Gollum desapareció. Estuvo ausente un buen rato, y Frodo, luego de mascar unos bocados de lembas, se instaló en el fondo de la oscura cama de helechos y se quedó dormido. Sam lo miraba. Las primeras luces del día se filtraban apenas a través de las sombras, bajo los árboles, pero Sam veía claramente el rostro de su amo, y también las manos en reposo, apoyadas en el suelo a ambos lados del cuerpo. De pronto le volvió a la mente la imagen de Frodo, acostado y dormido en la casa de Elrond, después de la terrible herida. En ese entonces, mientras lo velaba, Sam había observado que por momentos una luz muy tenue parecía iluminarlo interiormente; ahora la luz brillaba, más clara y más poderosa. El semblante de Frodo era apacible, las huellas del miedo y la inquietud se habían desvanecido; y sin embargo recordaba el rostro de un anciano, un rostro viejo y hermoso, como si el cincel de los años revelase ahora toda una red de finísimas arrugas que antes estuvieran ocultas, aunque sin alterar la fisonomía. Sam Gamyi, claro está, no expresaba de esa manera sus pensamientos. Sacudió la cabeza, como si descubriera que las palabras eran inútiles y luego murmuró:

—Lo quiero mucho. Él es así, y a veces, por alguna razón, la luz se transparenta. Pero se transparente o no, yo lo quiero.

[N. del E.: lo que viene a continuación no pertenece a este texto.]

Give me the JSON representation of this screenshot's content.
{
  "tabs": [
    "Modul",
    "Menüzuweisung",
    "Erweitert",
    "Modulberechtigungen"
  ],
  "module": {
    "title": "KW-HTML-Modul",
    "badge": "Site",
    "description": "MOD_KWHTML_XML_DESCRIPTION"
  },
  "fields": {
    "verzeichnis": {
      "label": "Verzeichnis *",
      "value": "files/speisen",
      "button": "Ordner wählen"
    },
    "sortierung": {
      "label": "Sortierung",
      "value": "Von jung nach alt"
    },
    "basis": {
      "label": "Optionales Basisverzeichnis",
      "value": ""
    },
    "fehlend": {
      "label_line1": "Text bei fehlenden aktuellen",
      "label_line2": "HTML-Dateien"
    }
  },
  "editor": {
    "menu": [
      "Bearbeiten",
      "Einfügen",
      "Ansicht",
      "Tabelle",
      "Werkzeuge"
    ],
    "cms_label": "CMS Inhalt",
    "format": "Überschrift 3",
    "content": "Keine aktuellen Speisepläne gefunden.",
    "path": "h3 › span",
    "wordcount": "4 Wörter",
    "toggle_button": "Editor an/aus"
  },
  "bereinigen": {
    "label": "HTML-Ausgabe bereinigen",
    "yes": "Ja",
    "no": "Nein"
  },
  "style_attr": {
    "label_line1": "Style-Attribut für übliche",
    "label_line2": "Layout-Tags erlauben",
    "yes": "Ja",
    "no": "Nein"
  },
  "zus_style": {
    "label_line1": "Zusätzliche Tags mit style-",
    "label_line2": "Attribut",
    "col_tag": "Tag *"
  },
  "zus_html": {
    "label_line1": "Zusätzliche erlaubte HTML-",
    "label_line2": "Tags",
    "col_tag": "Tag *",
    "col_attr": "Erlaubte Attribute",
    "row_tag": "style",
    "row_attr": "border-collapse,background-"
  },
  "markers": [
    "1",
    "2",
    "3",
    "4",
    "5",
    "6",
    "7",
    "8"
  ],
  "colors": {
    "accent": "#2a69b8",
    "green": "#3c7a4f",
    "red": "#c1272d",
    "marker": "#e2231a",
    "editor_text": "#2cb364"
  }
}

Gollum volvió sin hacer ruido y espió por encima del hombro de Sam. Mirando a Frodo, cerró los ojos y se alejó en silencio. Sam se unió a él un momento después, y lo encontró masticando algo y murmurando entre dientes. En el suelo junto a él había dos conejos pequeños que Gollum empezaba a mirar con ojos ávidos.

—Sméagol siempre ayuda —dijo—. Ha traído conejos, buenos conejos. Pero el amo se ha dormido, y quizá Sam también quiera dormir. ¿No quiere conejos ahora? Sméagol trata de ayudar, pero no puede atrapar todas las cosas en un minuto.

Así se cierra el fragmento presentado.